I'm not going to go too in depth here, because nesting tables can get confusing very quickly even if you're used to making tables. Indenting new lines to stagger your information is your most helpful tool while nesting tables so that you can read it and tell where you're putting things. A new table inside of an existing table MUST go into a td and not anywhere else.

Caveats & Notes

When styling text in a table, you cannot wrap the whole table in a font tag. It won't change anything inside the table. The only place you can add font tags to change text within a table is inside of each td. If that sounds tedious, that's only because it absolutely is. Obviously, the usual workaround for this would be inline styling in the base table tag, but alas alack and all that.

When styling a link in your profile, regardless of whether or not it's in a table, you can do your font size/face etc outside of the links, but you'll need a font color tag inside the link to recolor it. Example:

<font face="times" size="2"> <a href="URL"><font color="#000">Link</font></a> <a href="URL"><font color="#000">Link</font></a> <a href="URL"><font color="#000">Link</font></a> </font>

If you're using [info]sanity your default tables will look a little nicer to you and anyone else using the extension, WINK WINK. Links won't have a default underline and will have a hover function, and if you don't want to go through styling fonts in every cell, Sanity's default font is pretty nice!

Please note that if you decide to use tables in your entries you can go ahead and use inline styling, so once you've read the basic setup of how to structure a table, that's about all you'll need from this guide.

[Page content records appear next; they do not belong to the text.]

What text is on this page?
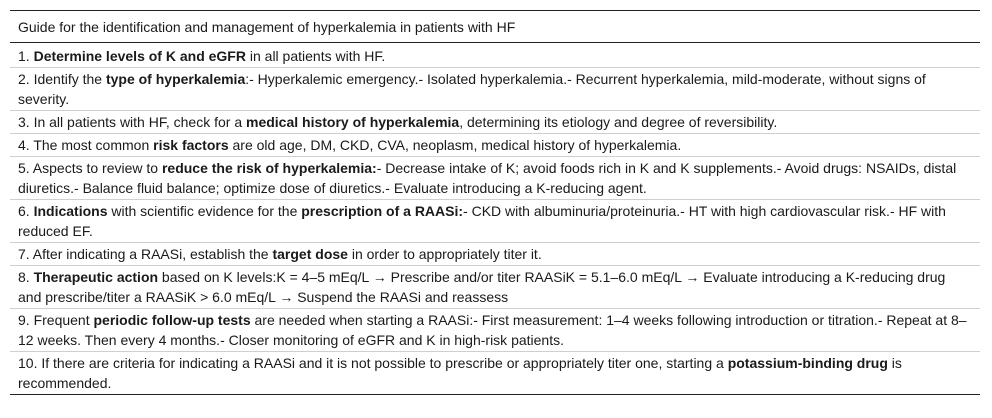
Guide for the identification and management of hyperkalemia in patients with HF

1. Determine levels of K and eGFR in all patients with HF.
2. Identify the type of hyperkalemia:- Hyperkalemic emergency.- Isolated hyperkalemia.- Recurrent hyperkalemia, mild-moderate, without signs of severity.
3. In all patients with HF, check for a medical history of hyperkalemia, determining its etiology and degree of reversibility.
4. The most common risk factors are old age, DM, CKD, CVA, neoplasm, medical history of hyperkalemia.
5. Aspects to review to reduce the risk of hyperkalemia:- Decrease intake of K; avoid foods rich in K and K supplements.- Avoid drugs: NSAIDs, distal diuretics.- Balance fluid balance; optimize dose of diuretics.- Evaluate introducing a K-reducing agent.
6. Indications with scientific evidence for the prescription of a RAASi:- CKD with albuminuria/proteinuria.- HT with high cardiovascular risk.- HF with reduced EF.
7. After indicating a RAASi, establish the target dose in order to appropriately titer it.
8. Therapeutic action based on K levels:K = 4–5 mEq/L → Prescribe and/or titer RAASiK = 5.1–6.0 mEq/L → Evaluate introducing a K-reducing drug and prescribe/titer a RAASiK > 6.0 mEq/L → Suspend the RAASi and reassess
9. Frequent periodic follow-up tests are needed when starting a RAASi:- First measurement: 1–4 weeks following introduction or titration.- Repeat at 8–12 weeks. Then every 4 months.- Closer monitoring of eGFR and K in high-risk patients.
10. If there are criteria for indicating a RAASi and it is not possible to prescribe or appropriately titer one, starting a potassium-binding drug is recommended.
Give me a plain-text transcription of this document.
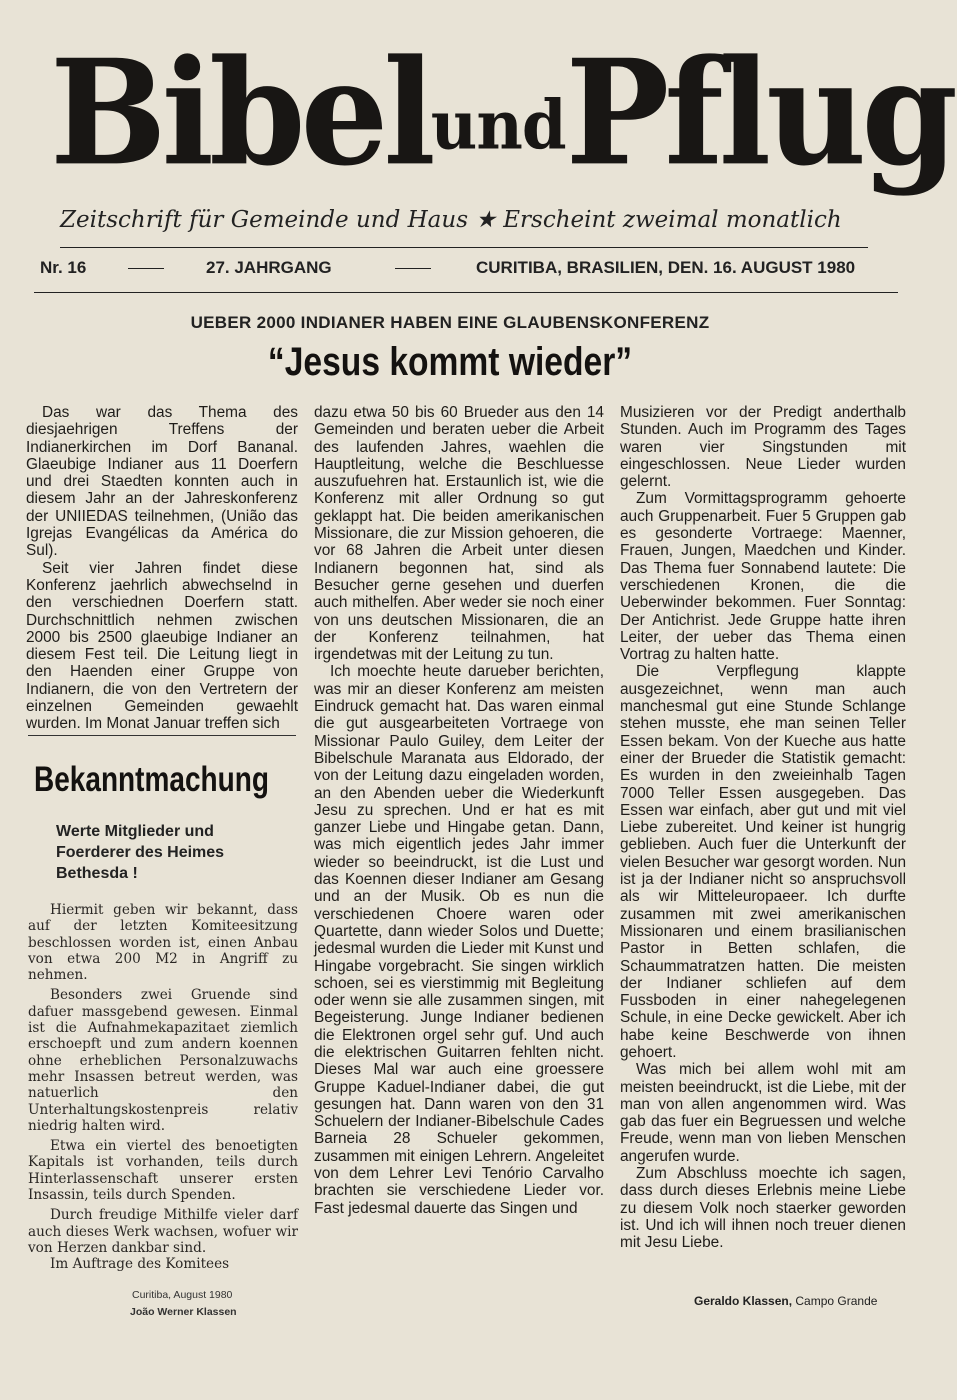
BibelundPflug
Zeitschrift für Gemeinde und Haus ★ Erscheint zweimal monatlich
Nr. 16	27. JAHRGANG	CURITIBA, BRASILIEN, DEN. 16. AUGUST 1980
UEBER 2000 INDIANER HABEN EINE GLAUBENSKONFERENZ
“Jesus kommt wieder”

Das war das Thema des diesjaehrigen Treffens der Indianerkirchen im Dorf Bananal. Glaeubige Indianer aus 11 Doerfern und drei Staedten konnten auch in diesem Jahr an der Jahreskonferenz der UNIIEDAS teilnehmen, (União das Igrejas Evangélicas da América do Sul).

Seit vier Jahren findet diese Konferenz jaehrlich abwechselnd in den verschiednen Doerfern statt. Durchschnittlich nehmen zwischen 2000 bis 2500 glaeubige Indianer an diesem Fest teil. Die Leitung liegt in den Haenden einer Gruppe von Indianern, die von den Vertretern der einzelnen Gemeinden gewaehlt wurden. Im Monat Januar treffen sich

dazu etwa 50 bis 60 Brueder aus den 14 Gemeinden und beraten ueber die Arbeit des laufenden Jahres, waehlen die Hauptleitung, welche die Beschluesse auszufuehren hat. Erstaunlich ist, wie die Konferenz mit aller Ordnung so gut geklappt hat. Die beiden amerikanischen Missionare, die zur Mission gehoeren, die vor 68 Jahren die Arbeit unter diesen Indianern begonnen hat, sind als Besucher gerne gesehen und duerfen auch mithelfen. Aber weder sie noch einer von uns deutschen Missionaren, die an der Konferenz teilnahmen, hat irgendetwas mit der Leitung zu tun.

Ich moechte heute darueber berichten, was mir an dieser Konferenz am meisten Eindruck gemacht hat. Das waren einmal die gut ausgearbeiteten Vortraege von Missionar Paulo Guiley, dem Leiter der Bibelschule Maranata aus Eldorado, der von der Leitung dazu eingeladen worden, an den Abenden ueber die Wiederkunft Jesu zu sprechen. Und er hat es mit ganzer Liebe und Hingabe getan. Dann, was mich eigentlich jedes Jahr immer wieder so beeindruckt, ist die Lust und das Koennen dieser Indianer am Gesang und an der Musik. Ob es nun die verschiedenen Choere waren oder Quartette, dann wieder Solos und Duette; jedesmal wurden die Lieder mit Kunst und Hingabe vorgebracht. Sie singen wirklich schoen, sei es vierstimmig mit Begleitung oder wenn sie alle zusammen singen, mit Begeisterung. Junge Indianer bedienen die Elektronen orgel sehr guf. Und auch die elektrischen Guitarren fehlten nicht. Dieses Mal war auch eine groessere Gruppe Kaduel-Indianer dabei, die gut gesungen hat. Dann waren von den 31 Schuelern der Indianer-Bibelschule Cades Barneia 28 Schueler gekommen, zusammen mit einigen Lehrern. Angeleitet von dem Lehrer Levi Tenório Carvalho brachten sie verschiedene Lieder vor. Fast jedesmal dauerte das Singen und

Musizieren vor der Predigt anderthalb Stunden. Auch im Programm des Tages waren vier Singstunden mit eingeschlossen. Neue Lieder wurden gelernt.

Zum Vormittagsprogramm gehoerte auch Gruppenarbeit. Fuer 5 Gruppen gab es gesonderte Vortraege: Maenner, Frauen, Jungen, Maedchen und Kinder. Das Thema fuer Sonnabend lautete: Die verschiedenen Kronen, die die Ueberwinder bekommen. Fuer Sonntag: Der Antichrist. Jede Gruppe hatte ihren Leiter, der ueber das Thema einen Vortrag zu halten hatte.

Die Verpflegung klappte ausgezeichnet, wenn man auch manchesmal gut eine Stunde Schlange stehen musste, ehe man seinen Teller Essen bekam. Von der Kueche aus hatte einer der Brueder die Statistik gemacht: Es wurden in den zweieinhalb Tagen 7000 Teller Essen ausgegeben. Das Essen war einfach, aber gut und mit viel Liebe zubereitet. Und keiner ist hungrig geblieben. Auch fuer die Unterkunft der vielen Besucher war gesorgt worden. Nun ist ja der Indianer nicht so anspruchsvoll als wir Mitteleuropaeer. Ich durfte zusammen mit zwei amerikanischen Missionaren und einem brasilianischen Pastor in Betten schlafen, die Schaummatratzen hatten. Die meisten der Indianer schliefen auf dem Fussboden in einer nahegelegenen Schule, in eine Decke gewickelt. Aber ich habe keine Beschwerde von ihnen gehoert.

Was mich bei allem wohl mit am meisten beeindruckt, ist die Liebe, mit der man von allen angenommen wird. Was gab das fuer ein Begruessen und welche Freude, wenn man von lieben Menschen angerufen wurde.

Zum Abschluss moechte ich sagen, dass durch dieses Erlebnis meine Liebe zu diesem Volk noch staerker geworden ist. Und ich will ihnen noch treuer dienen mit Jesu Liebe.

Geraldo Klassen, Campo Grande
Bekanntmachung
Werte Mitglieder und Foerderer des Heimes Bethesda !

Hiermit geben wir bekannt, dass auf der letzten Komiteesitzung beschlossen worden ist, einen Anbau von etwa 200 M2 in Angriff zu nehmen.

Besonders zwei Gruende sind dafuer massgebend gewesen. Einmal ist die Aufnahmekapazitaet ziemlich erschoepft und zum andern koennen ohne erheblichen Personalzuwachs mehr Insassen betreut werden, was natuerlich den Unterhaltungskostenpreis relativ niedrig halten wird.

Etwa ein viertel des benoetigten Kapitals ist vorhanden, teils durch Hinterlassenschaft unserer ersten Insassin, teils durch Spenden.

Durch freudige Mithilfe vieler darf auch dieses Werk wachsen, wofuer wir von Herzen dankbar sind.

Im Auftrage des Komitees

Curitiba, August 1980
João Werner Klassen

If you hate using tables but aren't sure how to utilize divs for arranging rows/columns of information you can check out my Flexbox tutorial here and follow it along to part two here!

Stay tuned!

This was just a general tutorial for the ins and outs of table structure, and what they can and cannot do without CSS. Next week we'll have a fun smaller tutorial on making gif-with-text profile codes, since those are the kinds I see used the most on IJ.


♡ You're Done! ♡

Comments

Dec. 11th, 2019 01:42 am (UTC)
I make layouts for another site (Roleplayer.me) and tabled layouts are such a pain in the ass to deal with, honestly... RP.me works on the old "MySpace 1.0 formatting" and most of my layouts I make end up being DIVs because they're so easy for me to whip out, especially when I'm using your code tester (wink wink). LMAO

That being said, this makes tables a little easier to understand.
Dec. 11th, 2019 01:55 am (UTC)
I hate tables forever, but this is a lot of really useful information! Thanks for putting it together!
Dec. 11th, 2019 03:16 am (UTC)
Same. I wish we didn't need them for profile-safe codes, but we do so a breakdown of the anatomy was probably long overdue on my end LOL.